Menurut BMKG, masa pancaroba umumnya terjadi dua kali dalam setahun, yaitu saat peralihan dari musim hujan ke musim kemarau, dan sebaliknya. Pada periode ini, masyarakat diimbau untuk lebih waspada terhadap perubahan cuaca ekstrem serta potensi gangguan kesehatan. Perubahan suhu dan kelembapan udara yang signifikan dapat memicu berbagai penyakit, terutama yang menyerang saluran pernapasan seperti flu, batuk, dan radang tenggorokan.
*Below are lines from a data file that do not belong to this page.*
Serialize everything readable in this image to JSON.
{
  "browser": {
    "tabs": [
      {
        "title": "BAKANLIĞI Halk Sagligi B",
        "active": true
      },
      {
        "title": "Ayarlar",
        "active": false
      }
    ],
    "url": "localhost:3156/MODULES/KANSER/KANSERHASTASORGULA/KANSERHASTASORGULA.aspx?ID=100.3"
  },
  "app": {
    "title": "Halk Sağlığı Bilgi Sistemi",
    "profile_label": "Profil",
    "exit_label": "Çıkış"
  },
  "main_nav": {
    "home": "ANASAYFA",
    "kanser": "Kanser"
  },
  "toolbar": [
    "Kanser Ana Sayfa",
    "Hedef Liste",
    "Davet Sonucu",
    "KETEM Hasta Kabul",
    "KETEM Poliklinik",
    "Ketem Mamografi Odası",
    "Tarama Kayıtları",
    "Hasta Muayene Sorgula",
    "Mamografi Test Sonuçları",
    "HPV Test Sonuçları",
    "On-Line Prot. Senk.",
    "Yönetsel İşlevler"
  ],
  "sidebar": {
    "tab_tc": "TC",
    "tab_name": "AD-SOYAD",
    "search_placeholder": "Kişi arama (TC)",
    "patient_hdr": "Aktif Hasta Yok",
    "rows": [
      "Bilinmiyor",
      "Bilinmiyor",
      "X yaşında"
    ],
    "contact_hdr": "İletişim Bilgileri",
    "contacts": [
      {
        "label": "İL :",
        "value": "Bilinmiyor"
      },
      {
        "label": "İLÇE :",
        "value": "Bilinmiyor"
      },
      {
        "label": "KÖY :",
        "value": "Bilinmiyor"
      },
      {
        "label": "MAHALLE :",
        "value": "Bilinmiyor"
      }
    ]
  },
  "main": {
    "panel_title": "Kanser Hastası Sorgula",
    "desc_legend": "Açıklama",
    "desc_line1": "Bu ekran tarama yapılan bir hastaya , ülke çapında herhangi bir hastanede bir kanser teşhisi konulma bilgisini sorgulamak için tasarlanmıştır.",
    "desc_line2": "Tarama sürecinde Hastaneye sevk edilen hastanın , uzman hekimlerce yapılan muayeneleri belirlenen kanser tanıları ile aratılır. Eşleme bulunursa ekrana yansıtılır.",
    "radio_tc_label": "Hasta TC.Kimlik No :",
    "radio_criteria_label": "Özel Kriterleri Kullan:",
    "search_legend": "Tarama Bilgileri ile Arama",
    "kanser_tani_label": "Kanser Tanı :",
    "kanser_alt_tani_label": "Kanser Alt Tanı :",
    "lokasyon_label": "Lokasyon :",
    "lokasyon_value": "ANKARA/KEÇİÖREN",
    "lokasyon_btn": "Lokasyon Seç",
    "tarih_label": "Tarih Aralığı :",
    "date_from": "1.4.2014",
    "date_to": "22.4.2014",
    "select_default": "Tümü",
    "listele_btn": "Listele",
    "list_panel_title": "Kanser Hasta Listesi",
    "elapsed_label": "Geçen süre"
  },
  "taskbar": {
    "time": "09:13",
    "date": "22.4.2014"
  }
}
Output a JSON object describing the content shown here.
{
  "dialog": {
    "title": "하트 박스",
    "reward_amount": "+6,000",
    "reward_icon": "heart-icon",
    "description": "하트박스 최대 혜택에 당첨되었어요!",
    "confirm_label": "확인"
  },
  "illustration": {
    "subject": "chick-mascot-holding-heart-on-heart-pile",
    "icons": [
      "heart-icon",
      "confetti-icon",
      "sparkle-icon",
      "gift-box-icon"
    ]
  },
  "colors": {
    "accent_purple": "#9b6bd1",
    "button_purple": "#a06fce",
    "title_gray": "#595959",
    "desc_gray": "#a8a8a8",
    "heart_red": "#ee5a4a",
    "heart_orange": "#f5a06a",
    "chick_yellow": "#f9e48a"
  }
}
Selain itu, cuaca yang berubah cepet juga dapet menurunkan daya tahan tubuh. Kondisi tubuh yang lemah membuat seseorang lebih rentan terhadap infeksi virus maupun bakteri. Anak-anak dan lansia menjadi kelompok yang paling berisiko mengalami gangguan kesehatan selama periode ini.
BMKG juga mengimbau masyarakat untuk menjaga pola hidup sehat dengan memperbanyak konsumsi air putih, sayur, dan buah, serta memastikan kualitas udara di dalam ruangan tetap baik. Selain faktor kesehatan, pancaroba juga dapat memicu fenomena cuaca ekstrem seperti hujan deras disertai petir dan angin kencang.
Karena itu, warga diminta tetap waspada terhadap potensi pohon tumbang dan banjir lokal di beberapa wilayah. Dengan kewaspadaan dan pola hidup sehat, masyarakat diharapkan bisa melewati musim pancaroba dengan kondisi tubuh tetap fit dan terhindar dari penyakit musiman.